O último poema – Manuel Bandeira – com vídeo na voz do poeta

O último poema

Assim eu quereria meu último poema
Que fosse terno dizendo as coisas mais simples e menos intencionais

Que fosse ardente como um soluço sem lágrimas
Que tivesse a beleza das flores quase sem perfume
A pureza da chama em que se consomem os diamantes mais límpidos

A paixão dos suicidas que se matam sem explicação.

Manuel Bandeira )
(Poema digitado e conferido por Elfi Kürten Fenske, gentilmente cedido para ser publicado aqui na Magia da Poesia.
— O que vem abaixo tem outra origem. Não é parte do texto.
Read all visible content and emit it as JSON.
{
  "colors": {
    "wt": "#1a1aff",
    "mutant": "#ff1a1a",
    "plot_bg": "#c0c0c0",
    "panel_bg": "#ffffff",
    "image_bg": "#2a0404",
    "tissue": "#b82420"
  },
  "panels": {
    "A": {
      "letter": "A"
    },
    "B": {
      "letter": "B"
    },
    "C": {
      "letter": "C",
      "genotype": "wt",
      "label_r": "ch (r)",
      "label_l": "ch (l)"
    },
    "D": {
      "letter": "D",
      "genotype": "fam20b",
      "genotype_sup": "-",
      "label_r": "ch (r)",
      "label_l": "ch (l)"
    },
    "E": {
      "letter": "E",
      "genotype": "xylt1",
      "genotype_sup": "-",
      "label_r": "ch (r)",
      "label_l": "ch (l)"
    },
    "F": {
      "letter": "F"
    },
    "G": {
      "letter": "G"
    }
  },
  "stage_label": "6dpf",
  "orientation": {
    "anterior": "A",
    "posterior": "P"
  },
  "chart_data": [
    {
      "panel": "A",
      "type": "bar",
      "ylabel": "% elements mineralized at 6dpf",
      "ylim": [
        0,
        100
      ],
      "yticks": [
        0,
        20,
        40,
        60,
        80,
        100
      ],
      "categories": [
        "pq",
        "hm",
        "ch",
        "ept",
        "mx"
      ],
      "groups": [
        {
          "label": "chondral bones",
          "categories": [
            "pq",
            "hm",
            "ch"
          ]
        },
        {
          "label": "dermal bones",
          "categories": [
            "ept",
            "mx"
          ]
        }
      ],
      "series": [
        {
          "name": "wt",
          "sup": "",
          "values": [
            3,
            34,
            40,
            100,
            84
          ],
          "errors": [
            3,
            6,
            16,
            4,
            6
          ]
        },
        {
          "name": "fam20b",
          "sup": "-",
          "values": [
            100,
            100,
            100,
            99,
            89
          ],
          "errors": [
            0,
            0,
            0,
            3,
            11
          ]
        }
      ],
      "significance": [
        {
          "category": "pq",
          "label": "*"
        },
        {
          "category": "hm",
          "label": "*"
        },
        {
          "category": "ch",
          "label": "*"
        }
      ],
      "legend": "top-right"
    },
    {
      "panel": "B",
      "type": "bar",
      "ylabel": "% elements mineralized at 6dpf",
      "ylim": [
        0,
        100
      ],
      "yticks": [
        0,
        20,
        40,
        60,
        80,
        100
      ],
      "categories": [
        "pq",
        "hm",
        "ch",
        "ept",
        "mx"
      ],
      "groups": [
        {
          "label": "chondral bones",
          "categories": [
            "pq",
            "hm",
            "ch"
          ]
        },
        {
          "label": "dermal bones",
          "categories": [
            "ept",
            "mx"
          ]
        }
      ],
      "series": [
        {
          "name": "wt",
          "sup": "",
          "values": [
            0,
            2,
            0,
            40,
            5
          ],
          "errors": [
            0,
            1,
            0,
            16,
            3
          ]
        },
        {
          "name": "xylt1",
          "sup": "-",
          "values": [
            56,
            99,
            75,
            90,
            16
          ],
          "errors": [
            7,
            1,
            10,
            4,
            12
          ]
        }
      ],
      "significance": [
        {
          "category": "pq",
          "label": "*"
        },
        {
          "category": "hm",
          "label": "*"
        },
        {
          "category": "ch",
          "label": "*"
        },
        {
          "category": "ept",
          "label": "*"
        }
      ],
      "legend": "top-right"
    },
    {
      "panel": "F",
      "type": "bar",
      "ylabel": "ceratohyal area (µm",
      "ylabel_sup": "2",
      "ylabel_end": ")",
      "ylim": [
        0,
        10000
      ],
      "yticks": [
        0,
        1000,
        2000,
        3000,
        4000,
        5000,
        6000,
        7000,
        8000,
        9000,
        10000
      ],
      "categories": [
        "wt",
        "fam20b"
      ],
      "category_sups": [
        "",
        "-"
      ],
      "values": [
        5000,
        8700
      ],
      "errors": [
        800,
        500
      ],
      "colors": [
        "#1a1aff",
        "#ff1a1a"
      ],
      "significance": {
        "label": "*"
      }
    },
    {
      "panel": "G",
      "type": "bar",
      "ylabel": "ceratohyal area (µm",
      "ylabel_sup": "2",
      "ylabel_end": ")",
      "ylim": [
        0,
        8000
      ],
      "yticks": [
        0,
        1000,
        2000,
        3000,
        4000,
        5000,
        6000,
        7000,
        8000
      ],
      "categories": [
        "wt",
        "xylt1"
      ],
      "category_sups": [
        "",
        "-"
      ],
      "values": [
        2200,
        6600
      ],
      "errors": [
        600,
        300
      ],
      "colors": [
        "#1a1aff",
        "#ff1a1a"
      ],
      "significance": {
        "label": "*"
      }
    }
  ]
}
A obra é do livro “Libertinagem e Estrela da Manhã”. 14ª ed., Editora Nova Fronteira, 2000, pág. 70.)

[youtube https://www.youtube.com/watch?v=FGOtiF1_Pjs]

0 resposta

  1. Esta gravação do Manuel Bandeira foi feita por mim, pessoalmente, em minha casa no Rio de Janeiro, em 1967. Consta de meu CD "Manuel Bandeira: o Poeta em Botafogo", lançado em 2005. Bandeira era muito amigo nosso e foi meu padrinho de casamento com a poetisa Marly de Oliveira, em janeiro de 1964.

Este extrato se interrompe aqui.